Deutschlands Dörfer entvölkern sich

Vor allem der Osten und die Mitte Deutschlands sind vom Bevölkerungsschwund betroffen, so die Studie. So wird die Bevölkerung um mehr als zehn Prozent in den Gebieten von der tschechischen Grenze bis ins südliche Niedersachsen zurückgehen. Auch Bochum und Wuppertal sind ähnlich hart betroffen. "Von Görlitz bis Gelsenkirchen zieht sich eine Schneise der Entvölkerung durch Deutschland", sagt Reiner Klingholz, Direktor des Berlin-Instituts für Bevölkerung und Entwicklung der "Welt". Laut der Bertelsmann Stiftung werde im sächsischen Hoyerswerda, in Bitterfeld-Wolfen und Gräfenhainichen in Sachsen-Anhalt oder im thüringischen Roßleben im Jahr 2030 die Bevölkerung um 26 Prozent schrumpfen.

Geld für neue Bewohner

Um dem Abwärtstrend zu begegnen, sind die Dörfer erfinderisch. Wie die Gemeinde Leidersbach, rund zehn Kilometer südöstlich von Aschaffenburg.

 Dort wurden nicht genutzte Häuser und Baulücken erfasst. Familien, die dort einziehen oder bauen, bekommen von der Gemeinde 4000 Euro. Für jedes Kind legt Leidersbach noch mal 2000 Euro drauf. Insgesamt 10.000 Euro können pro Familie verteilt werden.
In Ottenstein wird Bauland verschenkt. Bislang haben sich 35 Interessenten für die zwölf Baugrundstücke gemeldet. Dabei mussten die neuen Bewohner einige Kriterien erfüllen: Sie durften nicht älter als 40 Jahre alt sein, Familien wurden bevorzugt und der Bau muss binnen von drei Jahren starten.

Kostenloses Bauland

Gratis-Bauland funktioniert allerdings nicht immer. In Steinhorst, rund 25 Kilometer von Celle und rund 50 Kilometer von Wolfsburg entfernt, hat man auch Ackerfläche zu Bauland erklärt. 2,5 Hektar Land sollten als Baugrundstücke verschenkt werden, berichtet der "NDR" - doch nach anfänglichem Interesse, hat bislang nur ein einziger, 62-jähriger Mann gebaut. 

Im Vergleich zu all den Gratis-Grundstücken wirkt der Einfall des oberfränkischen Teuschnitz kurios. Weil um den Ort die gefährdete Pflanze Arnika wächst, baute der Ort eine Arnika-Akademie. Heilkundler und Apotheker können sich dort für Vorträge und Tagungen einmieten.

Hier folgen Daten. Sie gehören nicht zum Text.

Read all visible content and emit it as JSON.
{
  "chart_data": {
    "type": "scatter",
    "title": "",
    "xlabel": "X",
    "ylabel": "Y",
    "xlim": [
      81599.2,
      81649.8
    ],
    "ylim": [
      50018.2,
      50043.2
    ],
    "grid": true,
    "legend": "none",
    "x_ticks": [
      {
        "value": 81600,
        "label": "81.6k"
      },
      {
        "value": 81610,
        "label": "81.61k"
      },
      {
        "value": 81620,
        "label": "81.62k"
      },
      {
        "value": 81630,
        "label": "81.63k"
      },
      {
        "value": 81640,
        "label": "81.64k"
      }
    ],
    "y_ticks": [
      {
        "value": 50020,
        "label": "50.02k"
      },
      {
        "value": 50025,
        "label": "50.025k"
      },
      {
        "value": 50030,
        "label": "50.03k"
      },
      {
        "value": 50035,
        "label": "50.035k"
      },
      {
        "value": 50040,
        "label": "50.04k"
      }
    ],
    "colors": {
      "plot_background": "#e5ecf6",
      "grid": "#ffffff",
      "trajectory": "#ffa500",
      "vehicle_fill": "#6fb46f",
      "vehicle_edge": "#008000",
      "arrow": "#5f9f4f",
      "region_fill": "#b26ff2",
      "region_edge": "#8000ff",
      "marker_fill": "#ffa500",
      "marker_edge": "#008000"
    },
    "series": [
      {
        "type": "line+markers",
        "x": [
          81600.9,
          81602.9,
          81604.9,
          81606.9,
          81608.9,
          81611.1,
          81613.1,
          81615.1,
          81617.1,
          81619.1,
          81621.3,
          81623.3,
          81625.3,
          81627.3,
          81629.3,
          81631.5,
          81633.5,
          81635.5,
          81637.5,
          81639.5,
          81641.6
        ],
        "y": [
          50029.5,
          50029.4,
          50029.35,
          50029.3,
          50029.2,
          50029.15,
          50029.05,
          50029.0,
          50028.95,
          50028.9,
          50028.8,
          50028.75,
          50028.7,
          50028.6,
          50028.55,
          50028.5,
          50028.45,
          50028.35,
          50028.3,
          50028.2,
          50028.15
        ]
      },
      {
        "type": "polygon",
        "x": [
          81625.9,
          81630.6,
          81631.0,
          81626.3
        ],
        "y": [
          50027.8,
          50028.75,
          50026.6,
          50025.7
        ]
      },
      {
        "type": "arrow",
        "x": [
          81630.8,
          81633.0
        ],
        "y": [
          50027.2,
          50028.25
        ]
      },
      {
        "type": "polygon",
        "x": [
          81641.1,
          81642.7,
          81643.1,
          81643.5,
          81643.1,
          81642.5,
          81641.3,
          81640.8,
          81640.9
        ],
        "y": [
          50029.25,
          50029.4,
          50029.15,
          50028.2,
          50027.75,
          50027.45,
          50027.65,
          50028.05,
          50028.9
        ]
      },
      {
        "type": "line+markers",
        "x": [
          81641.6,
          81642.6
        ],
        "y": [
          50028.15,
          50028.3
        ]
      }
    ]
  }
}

Untergebracht ist sie im nicht mehr genutzten Grundschulgebäude des Ortes. 

Diese Entwicklung will Weiler aus Ottenstein in Niedersachsen seinem Dorf ersparen. "Ich will bei den Menschen Landlust statt Landfrust wecken. Doch der wird immer schlimmer werden, wenn wir die Grundschule schließen müssen."